A real-life car chase that's less Michael Bay and more Judd Apatow.

Fox 10 Phoenix

With the world in crisis, it's easy to feel demotivated and down. What we all need right now is a feel-good story about overcoming obstacles and triumphs of the human spirit...like this guy who decided to run from the cops in a humble Smart Fortwo powered by nothing but three cylinders, less than a hundred horsepower, and sheer force of will.

It also doesn't hurt that the simple visual of this thing being tracked by news helicopters in an L.A.-style police "pursuit" is just damn funny. I mean, is it really a car chase if other motorists are casually and consistently overtaking you? Legit or not, it's quality quarantine entertainment.

According to various news outlets, it all started Wednesday morning when the tenacious Smart driver was involved in a disturbance at a Walmart parking lot in Gilbert, Arizona. Police responded to a "suspicious person in the parking lot...who was screaming and yelling" and "refused to speak to officers," according to AZ Family. The man then fled. And by "fled" we mean "walked away, got into his car and left."

The driver of the Smart car reportedly refused to pull over, ran multiple red lights, and got on I-17 heading west towards Phoenix. In the interest of public safety, the Department of Public Safety then decided to call off the ground pursuit, leaving the driver to think they had gotten away, at least temporarily. 

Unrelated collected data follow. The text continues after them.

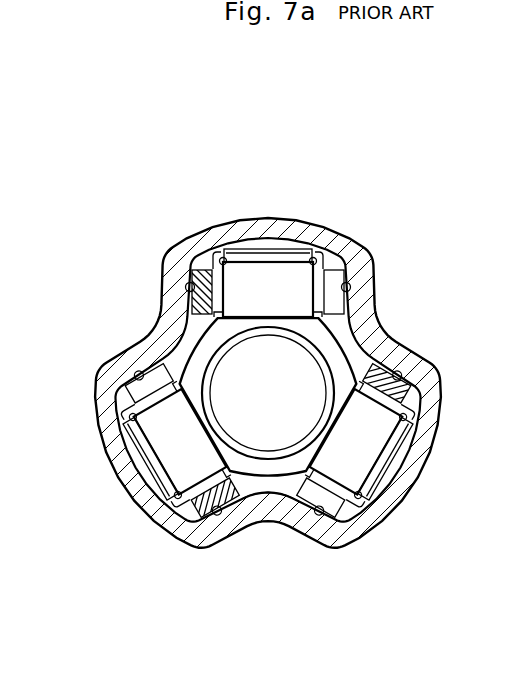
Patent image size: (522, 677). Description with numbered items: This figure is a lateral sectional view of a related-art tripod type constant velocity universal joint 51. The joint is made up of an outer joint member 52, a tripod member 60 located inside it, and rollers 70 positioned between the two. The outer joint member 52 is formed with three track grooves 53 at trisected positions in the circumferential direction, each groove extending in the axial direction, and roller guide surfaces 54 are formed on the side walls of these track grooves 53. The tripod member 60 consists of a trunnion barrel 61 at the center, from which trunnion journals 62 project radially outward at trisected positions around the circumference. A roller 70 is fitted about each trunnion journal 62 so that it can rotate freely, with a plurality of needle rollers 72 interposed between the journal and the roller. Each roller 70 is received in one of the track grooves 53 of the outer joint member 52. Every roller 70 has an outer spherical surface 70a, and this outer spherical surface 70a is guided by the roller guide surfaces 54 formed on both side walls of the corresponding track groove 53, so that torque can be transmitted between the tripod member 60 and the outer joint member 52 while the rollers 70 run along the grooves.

The tripod type constant velocity universal joint 51 is at (237, 188).
The outer joint member 52 is at (168, 252).
The track grooves 53 is at (204, 262).
The roller guide surfaces 54 is at (194, 300).
The tripod member 60 is at (187, 353).
The trunnion barrel 61 is at (267, 458).
The trunnion journals 62 is at (263, 272).
The rollers 70 is at (347, 282).
The outer spherical surface 70a is at (305, 517).
The needle rollers 72 is at (337, 248).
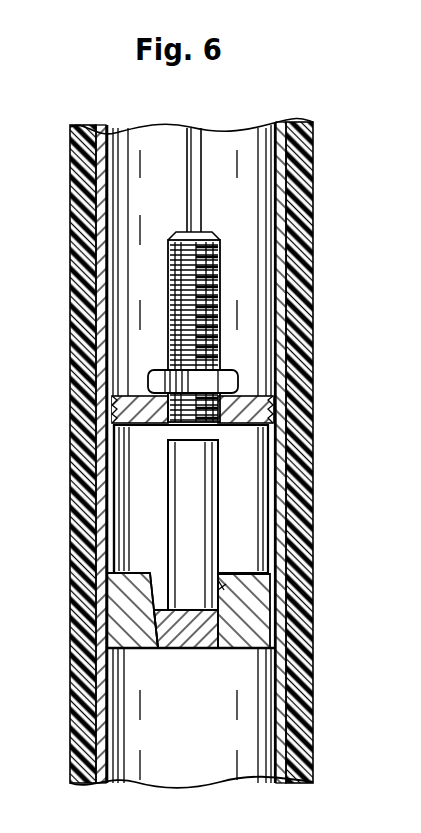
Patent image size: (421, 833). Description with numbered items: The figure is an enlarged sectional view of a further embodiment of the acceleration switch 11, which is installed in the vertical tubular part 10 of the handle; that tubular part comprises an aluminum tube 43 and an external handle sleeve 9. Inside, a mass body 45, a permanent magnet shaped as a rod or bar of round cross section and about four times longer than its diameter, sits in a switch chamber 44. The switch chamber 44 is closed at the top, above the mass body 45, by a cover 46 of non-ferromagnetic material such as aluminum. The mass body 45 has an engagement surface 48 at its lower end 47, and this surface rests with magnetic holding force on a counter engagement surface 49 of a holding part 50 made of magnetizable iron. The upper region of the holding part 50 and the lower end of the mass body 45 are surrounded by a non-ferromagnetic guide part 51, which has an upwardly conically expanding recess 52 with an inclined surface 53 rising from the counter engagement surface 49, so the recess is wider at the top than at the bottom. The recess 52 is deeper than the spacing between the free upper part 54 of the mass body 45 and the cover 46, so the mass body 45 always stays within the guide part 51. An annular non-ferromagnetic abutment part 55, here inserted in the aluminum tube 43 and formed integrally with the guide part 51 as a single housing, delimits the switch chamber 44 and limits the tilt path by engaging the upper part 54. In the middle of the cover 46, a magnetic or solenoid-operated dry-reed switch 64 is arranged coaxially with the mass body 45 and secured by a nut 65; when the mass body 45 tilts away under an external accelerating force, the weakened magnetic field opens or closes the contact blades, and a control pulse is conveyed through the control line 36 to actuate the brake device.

The vertical tubular part 10 is at (98, 124).
The external handle sleeve 9 is at (71, 150).
The aluminum tube 43 is at (100, 181).
The acceleration switch 11 is at (355, 184).
The control lines 36 is at (187, 195).
The magnetic or solenoid-operated switch 64 is at (175, 263).
The nut 65 is at (163, 382).
The cover 46 is at (112, 407).
The switch chamber 44 is at (253, 458).
The abutment part 55 is at (112, 495).
The mass body 45 is at (190, 527).
The free upper part 54 is at (218, 441).
The guide part 51 is at (130, 611).
The counter engagement surface 49 is at (205, 605).
The engagement surface 48 is at (210, 627).
The lower end 47 is at (228, 600).
The holding part 50 is at (183, 636).
The recess 52 is at (223, 585).
The inclined surface 53 is at (222, 588).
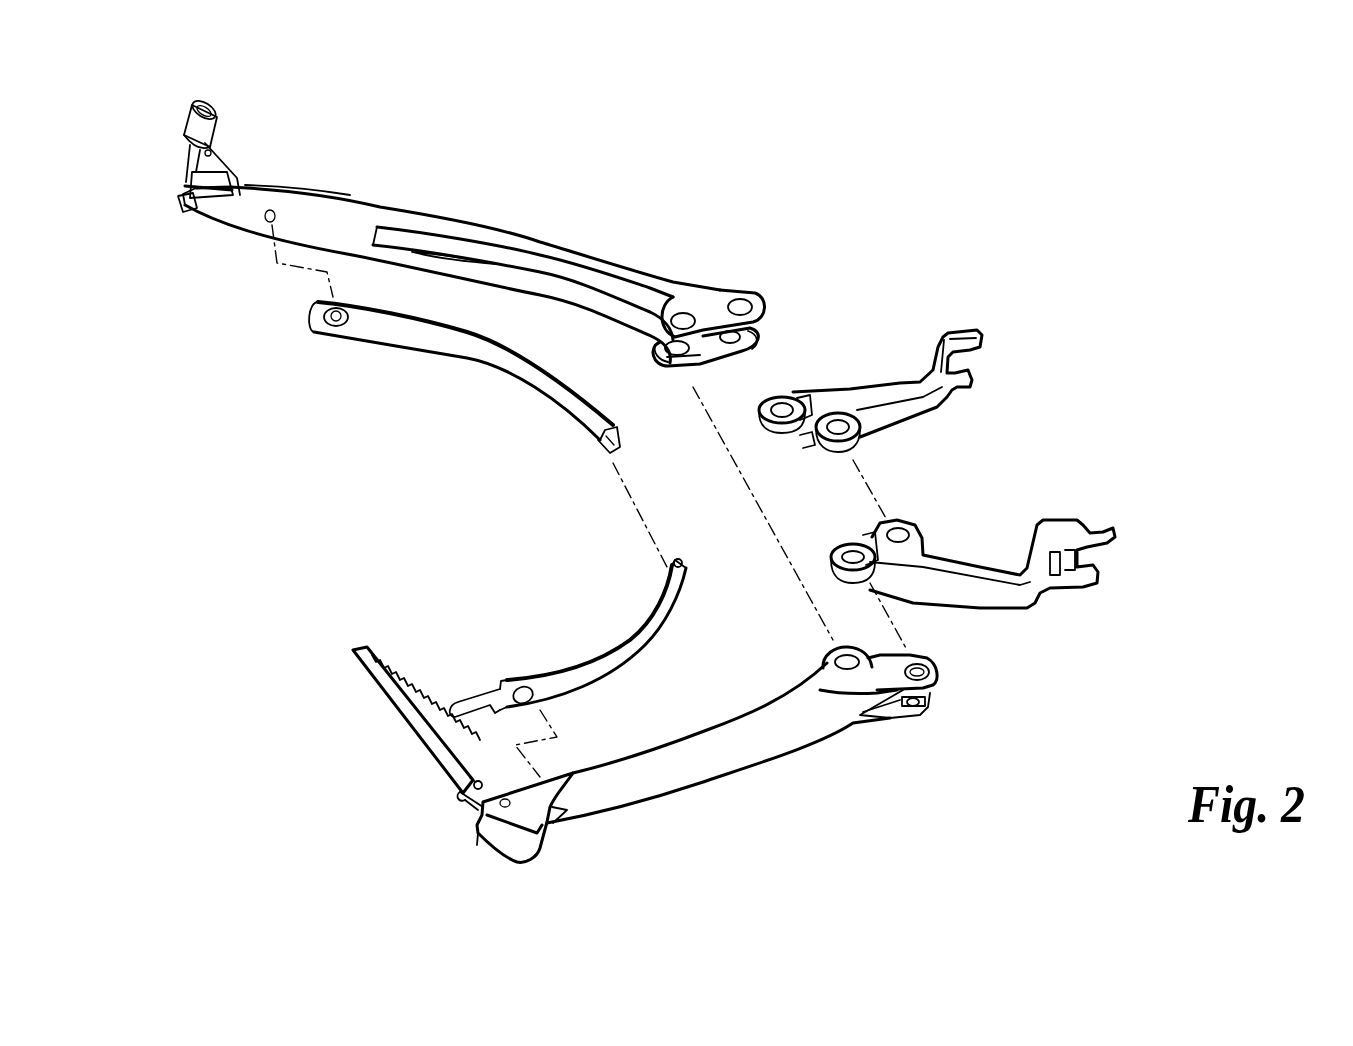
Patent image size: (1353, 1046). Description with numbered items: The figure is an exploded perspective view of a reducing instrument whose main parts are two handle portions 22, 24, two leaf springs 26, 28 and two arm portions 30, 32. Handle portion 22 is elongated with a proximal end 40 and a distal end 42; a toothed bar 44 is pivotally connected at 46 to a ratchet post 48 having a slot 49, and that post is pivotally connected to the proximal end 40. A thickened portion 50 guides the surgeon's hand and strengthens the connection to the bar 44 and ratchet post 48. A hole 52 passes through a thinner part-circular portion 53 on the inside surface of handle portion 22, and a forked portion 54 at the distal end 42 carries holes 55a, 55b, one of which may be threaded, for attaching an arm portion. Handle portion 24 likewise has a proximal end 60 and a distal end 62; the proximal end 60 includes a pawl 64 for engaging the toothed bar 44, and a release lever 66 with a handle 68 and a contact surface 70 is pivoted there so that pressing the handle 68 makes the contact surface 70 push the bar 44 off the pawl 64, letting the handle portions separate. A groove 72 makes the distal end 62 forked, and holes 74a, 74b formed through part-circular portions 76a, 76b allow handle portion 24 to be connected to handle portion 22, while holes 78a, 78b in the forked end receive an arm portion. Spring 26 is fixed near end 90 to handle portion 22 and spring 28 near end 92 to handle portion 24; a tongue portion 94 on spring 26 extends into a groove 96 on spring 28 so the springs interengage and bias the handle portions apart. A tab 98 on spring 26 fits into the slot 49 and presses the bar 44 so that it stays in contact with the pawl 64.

The handle portion 22 is at (790, 711).
The handle portion 24 is at (458, 207).
The spring 26 is at (580, 608).
The spring 28 is at (452, 391).
The arm portion 30 is at (968, 613).
The arm portion 32 is at (876, 382).
The proximal end 40 is at (506, 812).
The distal end 42 is at (887, 712).
The toothed bar 44 is at (385, 690).
The pivotal connection 46 is at (480, 780).
The ratchet post 48 is at (455, 793).
The slot 49 is at (487, 847).
The thickened portion 50 is at (540, 852).
The hole 52 is at (830, 655).
The part-circular portion 53 is at (850, 655).
The forked portion 54 is at (946, 693).
The hole 55a is at (918, 670).
The hole 55b is at (923, 698).
The proximal end 60 is at (245, 180).
The distal end 62 is at (705, 320).
The pawl 64 is at (190, 215).
The release lever 66 is at (165, 113).
The handle 68 is at (205, 100).
The contact surface 70 is at (190, 175).
The groove 72 is at (548, 285).
The hole 74a is at (680, 310).
The hole 74b is at (655, 345).
The part-circular portion 76a is at (710, 330).
The part-circular portion 76b is at (680, 368).
The hole 78a is at (745, 300).
The hole 78b is at (762, 335).
The end 90 is at (518, 690).
The end 92 is at (320, 340).
The tongue portion 94 is at (685, 560).
The groove 96 is at (600, 443).
The tab 98 is at (450, 705).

At some point, however, police resumed the chase because once the fleeing Smart reached I-10 and Watson some 30 miles away from Phoenix's city center, the mild goose chase came to an end with a PIT maneuver, leaving the tiny, silver Fortwo stopped on the side of the road facing the wrong direction, surrounded by several police SUVs, and looking to have suffered some body damage. Obviously, the suspect was then taken into custody.